Ambreen Razia escreveu e interpreta agora o monólogo a solo The Diary Of A Hounslow Girl, em salas por todo o Reino Unido — e é, de facto, uma peça de teatro poderosa.
Razia dá vida a Shaheeda, uma jovem de 16 anos que vive com os pais em Hounslow. Vemos Shaheeda no seu quarto: está agitada, em suspense, nervosa — há algo a perturbá-la. Parece prestes a fugir, pensamos nós, mas não sabemos porquê. Ao longo dos 85 minutos seguintes, o monólogo de Shaheeda oferece-nos uma visão reveladora da sua vida e dos seus amigos e, muito lentamente, vamos descobrindo o seu segredo. Ir muito além disto seria revelar spoilers importantes; e creio que o enredo ganha impacto precisamente pela forma como Razia permite que Shaheeda vá desdobrando a sua história.
Ambreen Razia em The Diary Of A Hounslow Girl. Foto: Richard Davenport
A interpretação de Ambreen Razia é espantosa e cativante. Para qualquer actor, manter o público interessado durante mais de uma hora já é, por si só, um feito. O facto de ela conseguir injetar humor e o fervor da juventude na atuação diz muito sobre o seu entendimento do tema, sobre a qualidade da escrita e sobre o talento da própria Razia. Shaheeda não é um estereótipo. É complexa e, no fundo, muito jovem!

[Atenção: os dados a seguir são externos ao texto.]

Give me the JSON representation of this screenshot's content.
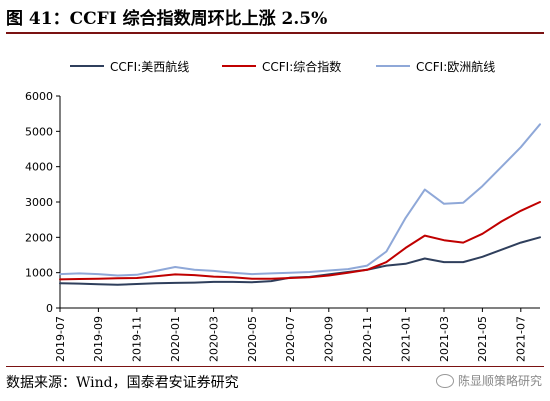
{
  "header": {
    "title": "图 41：CCFI 综合指数周环比上涨 2.5%"
  },
  "footer": {
    "source": "数据来源：Wind，国泰君安证券研究",
    "watermark": "陈显顺策略研究"
  },
  "colors": {
    "us_west": "#2f3f5c",
    "composite": "#c00000",
    "europe": "#8fa8d8",
    "title_rule": "#7a1212"
  },
  "chart_data": {
    "type": "line",
    "title": "",
    "xlabel": "",
    "ylabel": "",
    "ylim": [
      0,
      6000
    ],
    "yticks": [
      0,
      1000,
      2000,
      3000,
      4000,
      5000,
      6000
    ],
    "xlim": [
      "2019-07",
      "2021-08"
    ],
    "xticks": [
      "2019-07",
      "2019-09",
      "2019-11",
      "2020-01",
      "2020-03",
      "2020-05",
      "2020-07",
      "2020-09",
      "2020-11",
      "2021-01",
      "2021-03",
      "2021-05",
      "2021-07"
    ],
    "grid": false,
    "legend_position": "top",
    "series": [
      {
        "name": "CCFI:美西航线",
        "color": "#2f3f5c",
        "x": [
          "2019-07",
          "2019-08",
          "2019-09",
          "2019-10",
          "2019-11",
          "2019-12",
          "2020-01",
          "2020-02",
          "2020-03",
          "2020-04",
          "2020-05",
          "2020-06",
          "2020-07",
          "2020-08",
          "2020-09",
          "2020-10",
          "2020-11",
          "2020-12",
          "2021-01",
          "2021-02",
          "2021-03",
          "2021-04",
          "2021-05",
          "2021-06",
          "2021-07",
          "2021-08"
        ],
        "values": [
          700,
          690,
          670,
          660,
          680,
          700,
          710,
          720,
          740,
          740,
          730,
          760,
          860,
          880,
          950,
          1020,
          1080,
          1200,
          1250,
          1400,
          1300,
          1300,
          1450,
          1650,
          1850,
          2000
        ]
      },
      {
        "name": "CCFI:综合指数",
        "color": "#c00000",
        "x": [
          "2019-07",
          "2019-08",
          "2019-09",
          "2019-10",
          "2019-11",
          "2019-12",
          "2020-01",
          "2020-02",
          "2020-03",
          "2020-04",
          "2020-05",
          "2020-06",
          "2020-07",
          "2020-08",
          "2020-09",
          "2020-10",
          "2020-11",
          "2020-12",
          "2021-01",
          "2021-02",
          "2021-03",
          "2021-04",
          "2021-05",
          "2021-06",
          "2021-07",
          "2021-08"
        ],
        "values": [
          810,
          820,
          830,
          840,
          850,
          900,
          950,
          930,
          890,
          870,
          830,
          830,
          850,
          870,
          920,
          1000,
          1080,
          1300,
          1700,
          2050,
          1920,
          1850,
          2100,
          2450,
          2750,
          3000
        ]
      },
      {
        "name": "CCFI:欧洲航线",
        "color": "#8fa8d8",
        "x": [
          "2019-07",
          "2019-08",
          "2019-09",
          "2019-10",
          "2019-11",
          "2019-12",
          "2020-01",
          "2020-02",
          "2020-03",
          "2020-04",
          "2020-05",
          "2020-06",
          "2020-07",
          "2020-08",
          "2020-09",
          "2020-10",
          "2020-11",
          "2020-12",
          "2021-01",
          "2021-02",
          "2021-03",
          "2021-04",
          "2021-05",
          "2021-06",
          "2021-07",
          "2021-08"
        ],
        "values": [
          960,
          980,
          960,
          920,
          940,
          1050,
          1160,
          1080,
          1050,
          1000,
          960,
          980,
          1000,
          1020,
          1060,
          1100,
          1200,
          1600,
          2550,
          3350,
          2950,
          2980,
          3450,
          4000,
          4550,
          5200
        ]
      }
    ]
  }
}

Com encenação de Sophie Moniram, The Diary Of A Hounslow Girl decorre maioritariamente no quarto de Shaheeda, com cenografia de Petra Hjortsberg e luz de Paul O’Shaughnessy. É tudo muito cinzento, com algumas lanternas rosa já desbotadas a piscar por cima, um conjunto amarelo vivo deixado no chão sem cuidado e um casaco de fato de treino cor de vinho como única nota de cor em cena. Há também momentos excelentes em que Shaheeda deixa mensagens em vídeo, destinadas a ficar para trás e a explicar a sua fuga. Tudo parece incrivelmente simples, mas o cenário de Hjortsberg tem alguns truques que funcionam lindamente para ajudar a ilustrar o relato de Razia. Moniram combina o humor com o drama mais sério do texto e mantém a ação bem dinâmica.

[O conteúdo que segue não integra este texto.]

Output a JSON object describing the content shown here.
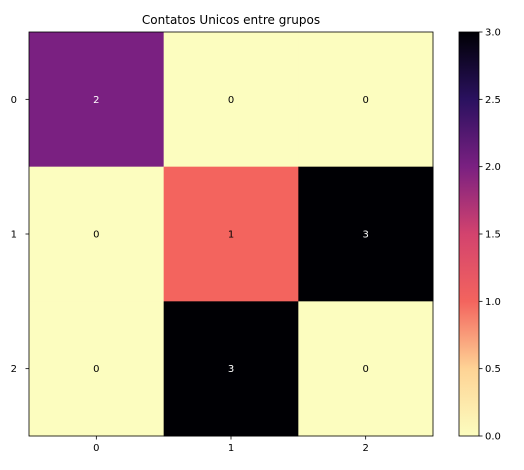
{
  "chart_data": {
    "type": "heatmap",
    "title": "Contatos Unicos entre grupos",
    "xlabel": "",
    "ylabel": "",
    "x_ticks": [
      "0",
      "1",
      "2"
    ],
    "y_ticks": [
      "0",
      "1",
      "2"
    ],
    "values": [
      [
        2,
        0,
        0
      ],
      [
        0,
        1,
        3
      ],
      [
        0,
        3,
        0
      ]
    ],
    "annotations": [
      [
        "2",
        "0",
        "0"
      ],
      [
        "0",
        "1",
        "3"
      ],
      [
        "0",
        "3",
        "0"
      ]
    ],
    "colormap": "magma_r",
    "vmin": 0,
    "vmax": 3,
    "colorbar_ticks": [
      "0.0",
      "0.5",
      "1.0",
      "1.5",
      "2.0",
      "2.5",
      "3.0"
    ],
    "grid": false
  }
}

The Diary Of A Hounslow Girl resulta na perfeição como uma peça intimista. Somos trazidos para a intimidade de Shaheeda e começamos a compreender as pressões que enfrenta — tanto da sociedade como de dentro da sua própria cultura e família.
Só posso recomendar vivamente este trabalho e sugerir que, se estiver a passar por um teatro perto de si, invista num bilhete e veja a peça por si próprio. Duvido que encontre algo mais comovente — ou uma interpretação tão forte de uma intérprete tão jovem — tão cedo.